Dans ce contexte, la faisabilité et les conditions de l'implantation et du développement d'activités économiques dans les quartiers en difficulté ont été appréciées lors de cette étude sous l'angle particulier de l'analyse de la position des décideurs économiques et de leurs mécanismes de décision. Il est bien clair qu'il ne s'agit là que de l'une des dimensions du problème et que le processus d'évolution urbaine met en jeu bien d'autres acteurs : collectivités locales, Etat par la définition et la mise en oeuvre de la politique de la Ville, organismes propriétaires, associations d'habitants ... Il convient tout de même de souligner qu'on ne saurait attirer des activités économiques (donc des entreprises, quelle que soit leur forme) dans les quartiers en difficulté sans prendre en compte les comportements, rationalités et modes de décision propres à ces activités.
L'étude a d'ailleurs été conduite en parallèle des réflexions menées par l'équipe d'appui 50 quartiers (rassemblant l'Etat - DIV, DAU, DHC -, la CDC et l'UNFOHLM), réflexions illustrées notamment par le rapport d'Auguste Thouard Conseil "Développement d'immobilier d'entreprises et insertion d'activités économiques dans les quartiers d'habitat social".
Dans cette optique, l'analyse a comporté les objectifs suivants :
. dresser un état des lieux synthétique des activités économiques présentes dans les quartiers en difficulté
. apprécier la faisabilité de l'implantation et du développement d'activités économiques dans les quartiers en difficulté
. définir les conditions favorisant le maintien, l'implantation et le développement d'activités économiques dans ces quartiers
. déterminer les types d'activités économiques susceptibles de s'y implanter et de s'y développer.

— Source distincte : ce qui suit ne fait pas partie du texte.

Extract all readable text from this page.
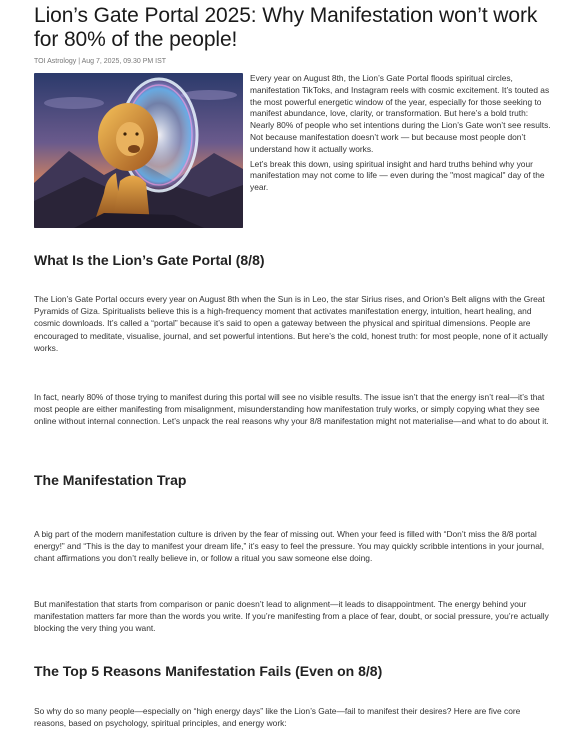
Lion’s Gate Portal 2025: Why Manifestation won’t work for 80% of the people!
TOI Astrology | Aug 7, 2025, 09.30 PM IST

Every year on August 8th, the Lion’s Gate Portal floods spiritual circles, manifestation TikToks, and Instagram reels with cosmic excitement. It’s touted as the most powerful energetic window of the year, especially for those seeking to manifest abundance, love, clarity, or transformation. But here’s a bold truth: Nearly 80% of people who set intentions during the Lion’s Gate won’t see results. Not because manifestation doesn’t work — but because most people don’t understand how it actually works.

Let’s break this down, using spiritual insight and hard truths behind why your manifestation may not come to life — even during the "most magical" day of the year.

What Is the Lion’s Gate Portal (8/8)

The Lion’s Gate Portal occurs every year on August 8th when the Sun is in Leo, the star Sirius rises, and Orion's Belt aligns with the Great Pyramids of Giza. Spiritualists believe this is a high-frequency moment that activates manifestation energy, intuition, heart healing, and cosmic downloads. It’s called a “portal” because it’s said to open a gateway between the physical and spiritual dimensions. People are encouraged to meditate, visualise, journal, and set powerful intentions. But here’s the cold, honest truth: for most people, none of it actually works.

In fact, nearly 80% of those trying to manifest during this portal will see no visible results. The issue isn’t that the energy isn’t real—it’s that most people are either manifesting from misalignment, misunderstanding how manifestation truly works, or simply copying what they see online without internal connection. Let’s unpack the real reasons why your 8/8 manifestation might not materialise—and what to do about it.

The Manifestation Trap

A big part of the modern manifestation culture is driven by the fear of missing out. When your feed is filled with “Don’t miss the 8/8 portal energy!” and “This is the day to manifest your dream life,” it’s easy to feel the pressure. You may quickly scribble intentions in your journal, chant affirmations you don’t really believe in, or follow a ritual you saw someone else doing.

But manifestation that starts from comparison or panic doesn’t lead to alignment—it leads to disappointment. The energy behind your manifestation matters far more than the words you write. If you’re manifesting from a place of fear, doubt, or social pressure, you’re actually blocking the very thing you want.

The Top 5 Reasons Manifestation Fails (Even on 8/8)

So why do so many people—especially on “high energy days” like the Lion’s Gate—fail to manifest their desires? Here are five core reasons, based on psychology, spiritual principles, and energy work:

2.METHODOLOGIE DE L'INTERVENTION
L'intervention a fait appel à trois sources d'informations et de réflexions distinctes mais complémentaires :
. L'organisation de trois tables rondes à Paris, Lyon et Chalon-sur-Saône, réunissant chacune une dizaine de décideurs économiques de tous horizons (responsables d'administrations et entreprises publiques, responsables d'établissements bancaires, dirigeants d'entreprises, commerçants, etc.), les sites ayant été arrêtés en liaison avec l'équipe "appui 50 quartiers".
. La réalisation de 7 entretiens individuels avec les responsables des instances représentant les entreprises, les syndicats patronaux locaux ou des responsables d'entreprises "partenaires" concernées par le développement d'activités économiques dans les quartiers en difficulté.
. L'analyse des articles parus dans la presse sur ce thème depuis quelques mois.
3. PRINCIPAUX RESULTATS
3.1.Etat des lieux des activités économiquesprésentes dans les quartiersen difficulté
3.1.Etat des lieux des activités économiquesprésentes dans les quartiersen difficulté
Trois grands types d'activités sont aujourd'hui présents1 dans les quartiers en difficulté :
- les commerces ;
- les agences d'entreprises publiques ou bancaires ;
- les entreprises industrielles.
Les motivations d'implantation de ces entreprises dans les quartiers en difficulté sont d'ordres divers, les principales étant constituées par:
. la présence d'une zone de chalandise (commerces, agences d'entreprises publiques ou bancaires)
. des conditions financières attractives (commerces)
. une obligation de service public, doublée de la volonté de contribuer à l'amélioration de la situation dans ces quartiers (agences d'entreprises publiques ou bancaires)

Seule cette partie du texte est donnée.